Notes on computational complexity

The relationship between code and proof can now be seen as one of straightforward engineering tradeoffs, rather than a deeply philosophical inquiry into the nature of proof.

A big engineering question is: how long do these calculations take when done in a proof system. Harrison's thesis discusses this question fairly deeply. He put some engineering work into efficient representations (using bit sequences rather than iterated succession for the naturals, for example), so that computations would be reasonably efficient. Even so, they're enough slower so as not to be competitive with, say, a good bignum library.

In HOL, the cost of a primitive inference step is a certain amount of CPU time. In the system I'm talking about, it's also a certain amount of space on disk for the "proof object" file, and, probably more interestingly, bandwidth when you're moving these things around the Web.

Given that a good bignum library is a few orders of magnitude faster than doing calculation in an HOL system, there's an overwhelming temptation to just call the bignum library instead when you need calculations. That's how the de Bruijn criterion gets violated :)

But we can look at the question: just how much are we losing by forcing everything through primitive inference rules. Let's say you have a program which does calculations, and also a proof that the program gives the correct answers. How long does it take to "execute" each step in the program? In the case of HOL, there's an upper-bound answer of about eight orders of magnitude (based on the ARM model included in HOL). Of course, in practice you'll usually be able to simplify the proof a lot.

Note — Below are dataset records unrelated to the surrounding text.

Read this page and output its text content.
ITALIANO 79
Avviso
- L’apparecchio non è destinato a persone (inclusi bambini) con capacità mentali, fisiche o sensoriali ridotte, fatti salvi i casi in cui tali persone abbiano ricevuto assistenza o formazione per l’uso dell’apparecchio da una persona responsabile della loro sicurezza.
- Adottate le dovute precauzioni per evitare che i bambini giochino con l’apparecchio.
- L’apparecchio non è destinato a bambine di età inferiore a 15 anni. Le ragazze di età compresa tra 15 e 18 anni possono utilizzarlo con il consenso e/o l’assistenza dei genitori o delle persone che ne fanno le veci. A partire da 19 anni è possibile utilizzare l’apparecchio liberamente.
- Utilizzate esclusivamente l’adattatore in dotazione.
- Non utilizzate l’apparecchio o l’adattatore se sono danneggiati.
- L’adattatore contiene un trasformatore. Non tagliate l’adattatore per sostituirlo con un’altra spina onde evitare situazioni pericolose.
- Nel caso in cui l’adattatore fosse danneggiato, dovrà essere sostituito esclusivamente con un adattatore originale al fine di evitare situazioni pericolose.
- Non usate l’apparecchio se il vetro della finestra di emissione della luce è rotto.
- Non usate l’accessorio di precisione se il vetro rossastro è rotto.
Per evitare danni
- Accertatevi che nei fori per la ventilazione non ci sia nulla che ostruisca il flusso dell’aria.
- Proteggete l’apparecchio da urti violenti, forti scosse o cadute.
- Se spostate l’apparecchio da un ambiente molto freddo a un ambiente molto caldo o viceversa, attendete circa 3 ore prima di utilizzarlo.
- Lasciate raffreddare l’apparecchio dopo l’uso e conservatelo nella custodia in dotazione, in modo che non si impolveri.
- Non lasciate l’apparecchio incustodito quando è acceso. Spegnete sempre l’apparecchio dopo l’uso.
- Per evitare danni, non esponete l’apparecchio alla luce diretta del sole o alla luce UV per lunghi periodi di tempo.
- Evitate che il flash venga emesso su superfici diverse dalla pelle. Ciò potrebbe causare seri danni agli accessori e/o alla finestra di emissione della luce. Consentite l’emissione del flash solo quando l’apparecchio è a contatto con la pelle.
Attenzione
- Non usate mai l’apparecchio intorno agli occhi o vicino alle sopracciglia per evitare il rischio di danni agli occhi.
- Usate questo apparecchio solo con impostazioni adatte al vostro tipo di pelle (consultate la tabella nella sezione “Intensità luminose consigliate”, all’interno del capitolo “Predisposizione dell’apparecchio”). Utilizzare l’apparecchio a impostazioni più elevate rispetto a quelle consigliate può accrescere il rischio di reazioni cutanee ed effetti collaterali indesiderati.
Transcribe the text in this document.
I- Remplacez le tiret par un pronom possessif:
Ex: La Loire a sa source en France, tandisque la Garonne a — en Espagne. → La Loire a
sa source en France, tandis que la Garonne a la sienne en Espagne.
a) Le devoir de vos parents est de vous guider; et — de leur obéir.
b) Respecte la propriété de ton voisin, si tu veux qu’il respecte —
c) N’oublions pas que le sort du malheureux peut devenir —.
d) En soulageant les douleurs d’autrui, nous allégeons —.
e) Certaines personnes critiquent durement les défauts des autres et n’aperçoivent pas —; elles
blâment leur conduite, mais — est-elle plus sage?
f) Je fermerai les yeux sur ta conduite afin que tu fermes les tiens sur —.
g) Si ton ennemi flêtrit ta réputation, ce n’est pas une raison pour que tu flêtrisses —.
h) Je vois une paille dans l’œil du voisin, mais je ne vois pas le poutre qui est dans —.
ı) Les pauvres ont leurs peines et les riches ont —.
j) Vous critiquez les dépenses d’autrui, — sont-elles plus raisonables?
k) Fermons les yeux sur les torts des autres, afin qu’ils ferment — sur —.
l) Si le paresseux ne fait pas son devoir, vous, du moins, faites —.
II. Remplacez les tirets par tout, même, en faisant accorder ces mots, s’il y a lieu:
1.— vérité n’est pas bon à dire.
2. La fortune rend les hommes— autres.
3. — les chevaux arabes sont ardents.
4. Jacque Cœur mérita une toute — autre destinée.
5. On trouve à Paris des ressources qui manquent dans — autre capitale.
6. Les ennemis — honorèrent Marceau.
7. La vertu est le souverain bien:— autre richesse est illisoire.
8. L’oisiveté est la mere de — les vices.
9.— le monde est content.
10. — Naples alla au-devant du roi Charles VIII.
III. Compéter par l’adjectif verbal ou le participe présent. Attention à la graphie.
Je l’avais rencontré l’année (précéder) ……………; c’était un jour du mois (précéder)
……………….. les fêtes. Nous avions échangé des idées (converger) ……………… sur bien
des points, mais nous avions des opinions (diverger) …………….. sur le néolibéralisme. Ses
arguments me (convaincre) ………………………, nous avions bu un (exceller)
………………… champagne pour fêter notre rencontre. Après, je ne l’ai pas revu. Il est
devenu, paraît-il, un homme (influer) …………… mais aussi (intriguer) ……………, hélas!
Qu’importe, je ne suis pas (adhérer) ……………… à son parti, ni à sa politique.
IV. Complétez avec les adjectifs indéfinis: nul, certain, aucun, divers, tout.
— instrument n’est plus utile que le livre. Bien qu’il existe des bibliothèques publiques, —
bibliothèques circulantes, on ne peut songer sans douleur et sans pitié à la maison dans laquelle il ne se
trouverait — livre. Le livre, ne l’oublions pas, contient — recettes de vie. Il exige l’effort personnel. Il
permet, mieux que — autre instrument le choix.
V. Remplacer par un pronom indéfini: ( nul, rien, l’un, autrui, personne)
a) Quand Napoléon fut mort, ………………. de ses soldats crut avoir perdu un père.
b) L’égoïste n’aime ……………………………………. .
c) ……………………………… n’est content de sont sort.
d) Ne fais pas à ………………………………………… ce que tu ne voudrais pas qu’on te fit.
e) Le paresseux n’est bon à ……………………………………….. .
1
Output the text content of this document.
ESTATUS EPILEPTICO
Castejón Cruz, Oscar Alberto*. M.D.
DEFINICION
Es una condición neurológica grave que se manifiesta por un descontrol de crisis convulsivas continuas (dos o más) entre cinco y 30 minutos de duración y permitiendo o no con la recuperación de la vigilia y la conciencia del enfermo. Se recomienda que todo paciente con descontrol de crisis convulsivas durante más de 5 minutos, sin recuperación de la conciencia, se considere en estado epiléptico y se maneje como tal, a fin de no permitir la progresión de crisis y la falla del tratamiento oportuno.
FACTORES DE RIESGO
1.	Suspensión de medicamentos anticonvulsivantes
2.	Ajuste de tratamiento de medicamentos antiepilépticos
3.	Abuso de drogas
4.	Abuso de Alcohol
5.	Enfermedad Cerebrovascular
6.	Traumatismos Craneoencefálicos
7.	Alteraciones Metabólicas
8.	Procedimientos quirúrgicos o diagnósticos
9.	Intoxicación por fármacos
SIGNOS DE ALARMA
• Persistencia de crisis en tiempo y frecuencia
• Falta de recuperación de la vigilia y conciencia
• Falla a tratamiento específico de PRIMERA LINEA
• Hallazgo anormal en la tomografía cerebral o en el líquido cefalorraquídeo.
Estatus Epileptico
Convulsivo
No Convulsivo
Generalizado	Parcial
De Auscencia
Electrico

Similarly, the question of file size is deeply related to compressibility. Kolmogorov complexity is the obvious relevant theory here.

So shall we run arbitrary code to check proofs?

Given the obvious usefulness of code, it's tempting to put a virtual machine into the proof checker and proof object file format. A proof can include code when it also includes a proof that the code is correct. Such a proof will also imply that the code is safe, by the way. The checker will verify the proof of the code first, then assuming it passes, just run it. The output can be entered into the database of statements proved correct, just as if it had been spit out from an inference rule.

The consequence, I think, is a potentially significant performance boost, but not an increase in the logical power of the system. In all cases where you'd execute code, you could just interpret the virtual machine using inference rules instead.

It may be that this performance increase becomes worthwhile. Right now, it doesn't seem to be. In fact, proof checkers on modern machines seem to be almost ridiculously fast. Freek's Automath implementation checks the entire Grundlagen der Analysis in under a second (roughly double the time taken to interpret a single ARM instruction in HOL). Similarly, Metamath takes about a second to verify all of set.mm, including Hilbert spaces and other nontrivial results.

So I think code is not worth it until we start building a library of slow-running proofs, and that doing an efficient virtual machine once becomes a better investment than optimizing each of the proofs.